10 thoughts on “TBT: The Harvey Girls (1946), Part 1 – The ‘Good’ Girls

  1. One of my novels “Sunset and Steel Rails” is about a proper young Boston lady who goes West as a Harvey Girl in the late 1880s; there is some absolutely fascinating material out there about the Fred Harvey Company. It wasn’t just that he made it a policy to hire female waitstaff for his railroad concession restaurants, and paid them very well for their work, but the ladies earned seniority, and the opportunity to advance. One of their perks was a pass for free travel anywhere on the Atchison, Topeka and Santa Fe. He also had a nationwide hospitality corporation about a hundred years before such a thing became wide-spread. Not only the railway restaurants on the AT & SF, but the dining cars on the railway, and a number of high-end hotels, some of which are still in operation. The Fred Harvey Company maintained a central laundry facility, had their own cattle ranch to supply beef, had a central training facility at Newton for new staff … and kickstarted Santa Fe western style as part of their operations in New Mexico.
    Alas, the movie was almost a last horrah for the company, what with long-distance auto travel overtaking that of train travel after the end of WWII…
    https://www.amazon.com/gp/product/0989782050/ref=dbs_a_def_rwt_bibl_vppi_i12

  2. it’s all very 1940’s does late Victorian, but pretty accurate compared to normal 1940’s does Period flicks!

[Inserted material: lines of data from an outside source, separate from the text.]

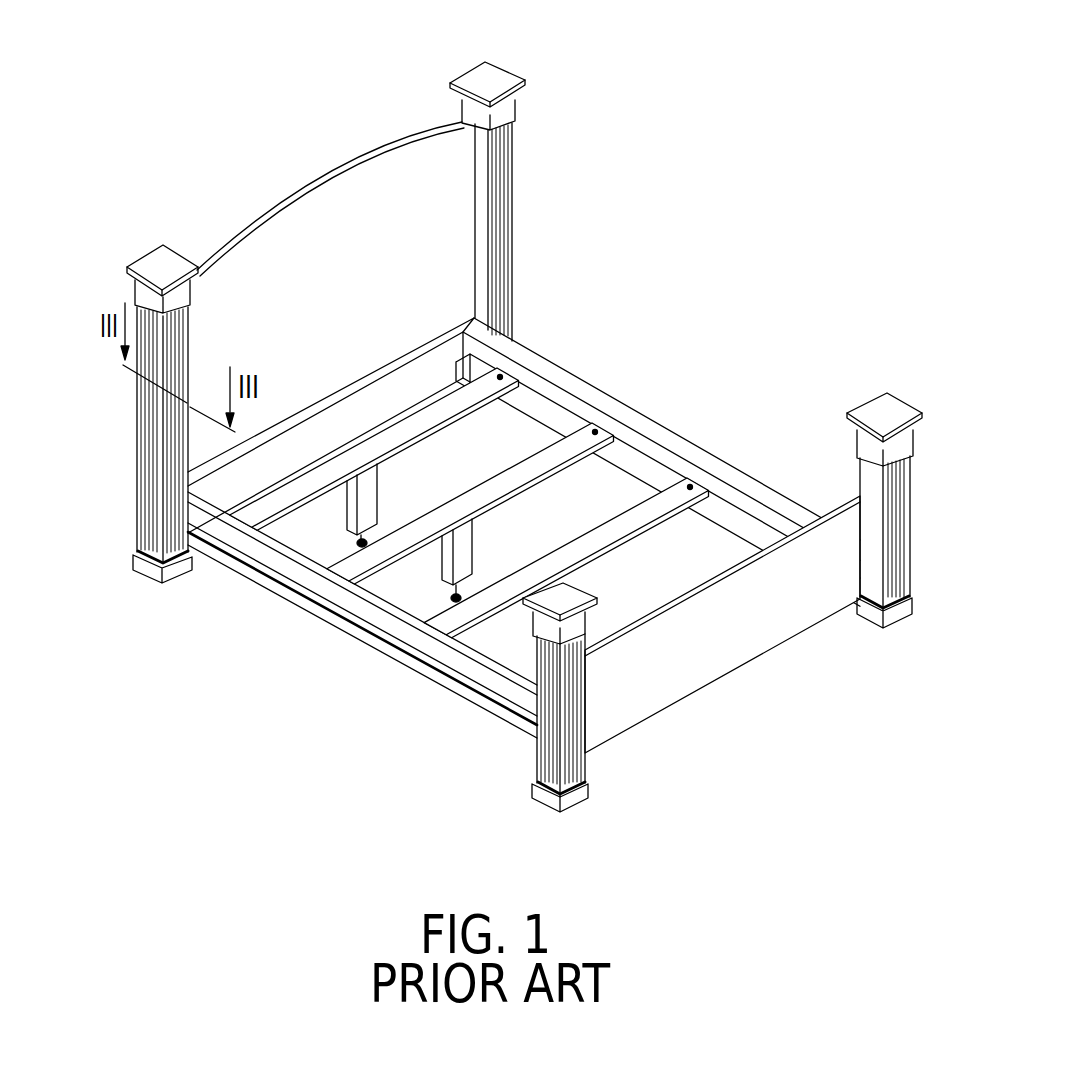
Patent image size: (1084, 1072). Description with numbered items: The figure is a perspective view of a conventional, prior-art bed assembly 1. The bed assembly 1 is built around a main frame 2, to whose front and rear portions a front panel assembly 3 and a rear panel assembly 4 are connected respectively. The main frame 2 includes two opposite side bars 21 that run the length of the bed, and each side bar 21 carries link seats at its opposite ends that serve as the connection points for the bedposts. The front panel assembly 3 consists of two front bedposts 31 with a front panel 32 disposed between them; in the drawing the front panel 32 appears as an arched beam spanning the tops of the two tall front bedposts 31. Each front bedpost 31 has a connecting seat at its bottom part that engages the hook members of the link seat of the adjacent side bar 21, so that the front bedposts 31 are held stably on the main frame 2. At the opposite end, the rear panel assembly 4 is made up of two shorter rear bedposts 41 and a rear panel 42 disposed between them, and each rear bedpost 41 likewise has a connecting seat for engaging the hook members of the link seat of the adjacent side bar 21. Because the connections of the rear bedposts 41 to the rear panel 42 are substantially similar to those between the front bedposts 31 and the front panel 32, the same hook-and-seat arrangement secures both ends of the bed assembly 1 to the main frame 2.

The bed assembly 1 is at (592, 208).
The main frame 2 is at (524, 536).
The side bar 21 is at (641, 410).
The front panel assembly 3 is at (381, 346).
The front bedpost 31 is at (503, 157).
The front panel 32 is at (297, 187).
The rear panel assembly 4 is at (696, 530).
The rear bedpost 41 is at (907, 555).
The rear panel 42 is at (757, 647).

  3. Thanks for the post and research!
    I just heard of this movie for the first time recently. Now it’s on my To Watch list! I’m a sucker for musicals.

  4. This was nice. I rememberseeing this year’s ago and since I’m a Garland fan enjoyed it. This post makes me want to see it again. Why does Cyd wear her hair down in the Wait and See number? And who dubbed her singing voice?

      1. Thanks. I wondered if it was Marnie Nixon. She did Deborah Kerr’s in King and I

  5. My mother loved this movie, and actually bought me a Harvey House book. Which made me weirdly nostalgic and hungry.

  6. I dig Judy’s travelling suit, but after seeing Angela Lansbury in the background, I can’t wait for the Bad Girls post! I wish I could do that hair.

    Also, I must be a smidge younger than you, because I associate Lansbury with Murder, She Wrote.

  7. I love this movie. It’s such fun to watch. And I can tolerate the 40s influence on the fashions and hairstyles.